Progress has been uneven
Over the past two decades, the Latin America and the Caribbean region has made substantive progress in its economic and social development. This has positively influenced the well-being of millions of children and their families. Many more of the 193 million girls and boys can exercise their rights.
However, in many countries, progress has been uneven and there are still remain many disadvantaged and excluded girls and boys who continue to face barriers preventing them from accessing social services and protection.
Latin America and the Caribbean still one of the most unequal regions in the world.
By agreeing to the 2030 Agenda and the Sustainable Development Goals and to other international and sub-regional commitments, as well as the Convention on the Elimination of all Forms of Discrimination Against Womenit is the responsibility of all to ensure universal access to such services. Governments at the national and sub-national level will need to continue strengthening the policies and programmes and ensure an equity focus.

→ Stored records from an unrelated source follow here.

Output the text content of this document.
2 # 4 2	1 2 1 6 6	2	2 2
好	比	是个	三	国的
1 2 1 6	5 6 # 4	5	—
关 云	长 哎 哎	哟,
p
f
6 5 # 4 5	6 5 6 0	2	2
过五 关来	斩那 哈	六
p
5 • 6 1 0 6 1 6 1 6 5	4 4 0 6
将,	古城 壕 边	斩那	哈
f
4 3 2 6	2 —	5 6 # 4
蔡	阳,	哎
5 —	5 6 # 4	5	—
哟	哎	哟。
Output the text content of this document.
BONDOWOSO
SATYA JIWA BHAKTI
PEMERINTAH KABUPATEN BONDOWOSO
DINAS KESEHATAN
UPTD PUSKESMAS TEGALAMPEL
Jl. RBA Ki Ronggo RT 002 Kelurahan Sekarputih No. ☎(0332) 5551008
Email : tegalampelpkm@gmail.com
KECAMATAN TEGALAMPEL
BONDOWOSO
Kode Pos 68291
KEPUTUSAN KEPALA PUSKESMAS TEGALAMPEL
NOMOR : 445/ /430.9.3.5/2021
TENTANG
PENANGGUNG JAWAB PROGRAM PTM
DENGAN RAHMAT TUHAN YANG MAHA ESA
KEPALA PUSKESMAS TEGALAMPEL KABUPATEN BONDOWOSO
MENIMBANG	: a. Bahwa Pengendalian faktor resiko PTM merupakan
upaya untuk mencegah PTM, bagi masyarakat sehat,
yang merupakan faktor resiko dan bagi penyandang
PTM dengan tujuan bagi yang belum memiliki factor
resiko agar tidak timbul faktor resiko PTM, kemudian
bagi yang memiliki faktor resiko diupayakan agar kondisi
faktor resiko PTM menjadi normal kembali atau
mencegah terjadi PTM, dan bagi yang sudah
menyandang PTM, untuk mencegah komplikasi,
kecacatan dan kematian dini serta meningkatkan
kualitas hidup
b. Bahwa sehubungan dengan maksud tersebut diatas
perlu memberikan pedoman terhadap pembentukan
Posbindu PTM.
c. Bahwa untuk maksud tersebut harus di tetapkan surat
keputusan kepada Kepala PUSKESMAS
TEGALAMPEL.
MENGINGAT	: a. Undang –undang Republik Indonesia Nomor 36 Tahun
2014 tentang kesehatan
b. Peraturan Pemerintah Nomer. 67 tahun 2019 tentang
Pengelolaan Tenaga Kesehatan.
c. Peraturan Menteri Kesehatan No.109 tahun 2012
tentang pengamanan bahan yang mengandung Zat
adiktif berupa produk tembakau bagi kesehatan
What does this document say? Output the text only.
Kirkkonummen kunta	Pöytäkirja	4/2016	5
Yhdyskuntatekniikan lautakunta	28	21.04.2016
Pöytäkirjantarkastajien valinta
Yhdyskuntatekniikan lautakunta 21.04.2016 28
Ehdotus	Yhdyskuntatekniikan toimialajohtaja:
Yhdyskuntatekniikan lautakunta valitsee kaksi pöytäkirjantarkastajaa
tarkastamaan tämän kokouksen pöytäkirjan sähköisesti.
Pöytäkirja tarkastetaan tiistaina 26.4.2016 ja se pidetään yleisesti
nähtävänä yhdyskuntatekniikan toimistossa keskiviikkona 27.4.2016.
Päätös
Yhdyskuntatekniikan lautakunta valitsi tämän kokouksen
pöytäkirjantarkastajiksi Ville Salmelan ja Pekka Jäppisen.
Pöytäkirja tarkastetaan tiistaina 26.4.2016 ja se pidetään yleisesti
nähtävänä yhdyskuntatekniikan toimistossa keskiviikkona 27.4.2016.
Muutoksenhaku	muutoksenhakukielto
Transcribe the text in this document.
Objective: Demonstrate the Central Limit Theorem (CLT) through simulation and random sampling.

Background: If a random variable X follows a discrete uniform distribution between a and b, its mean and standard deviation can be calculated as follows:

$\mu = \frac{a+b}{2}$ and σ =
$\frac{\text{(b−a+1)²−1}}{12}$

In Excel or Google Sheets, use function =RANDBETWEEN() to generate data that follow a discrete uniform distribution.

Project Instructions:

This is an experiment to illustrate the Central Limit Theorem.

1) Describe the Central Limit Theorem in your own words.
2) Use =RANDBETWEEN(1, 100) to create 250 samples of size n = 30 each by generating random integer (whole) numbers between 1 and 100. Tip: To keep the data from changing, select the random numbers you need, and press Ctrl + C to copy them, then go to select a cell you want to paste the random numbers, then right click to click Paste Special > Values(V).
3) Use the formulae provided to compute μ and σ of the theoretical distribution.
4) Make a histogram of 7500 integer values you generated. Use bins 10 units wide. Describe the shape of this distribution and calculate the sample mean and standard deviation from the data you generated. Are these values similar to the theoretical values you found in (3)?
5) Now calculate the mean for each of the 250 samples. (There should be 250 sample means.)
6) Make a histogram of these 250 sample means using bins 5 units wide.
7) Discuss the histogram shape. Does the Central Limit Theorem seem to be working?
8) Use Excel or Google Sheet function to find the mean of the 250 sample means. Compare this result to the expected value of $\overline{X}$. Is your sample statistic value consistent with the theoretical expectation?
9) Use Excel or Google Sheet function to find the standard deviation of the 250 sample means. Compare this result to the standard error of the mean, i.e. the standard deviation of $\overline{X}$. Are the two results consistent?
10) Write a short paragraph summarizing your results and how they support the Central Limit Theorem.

At the same time, civil society, media, opinion leaders and businesses, among others, need to take action to ensure that all children can exercise their rights.
Children and adolescents must be empowered to actively participate in policy formulation and decision making as well as in the implementation and monitoring of policies. Efforts must also be made to continue strengthening efforts in the collection of disaggregated data to make informed decisions and formulate and implement inclusive policies and programmes.
It is important to highlight a number of emerging trends and issues, including climate change, which may affect the well being of children even more in the future.
Through its programmes covering 36 countries and territories in Latin America and the Caribbean, UNICEF is working with all stakeholders to make the Sustainable Development Goals a reality for every child.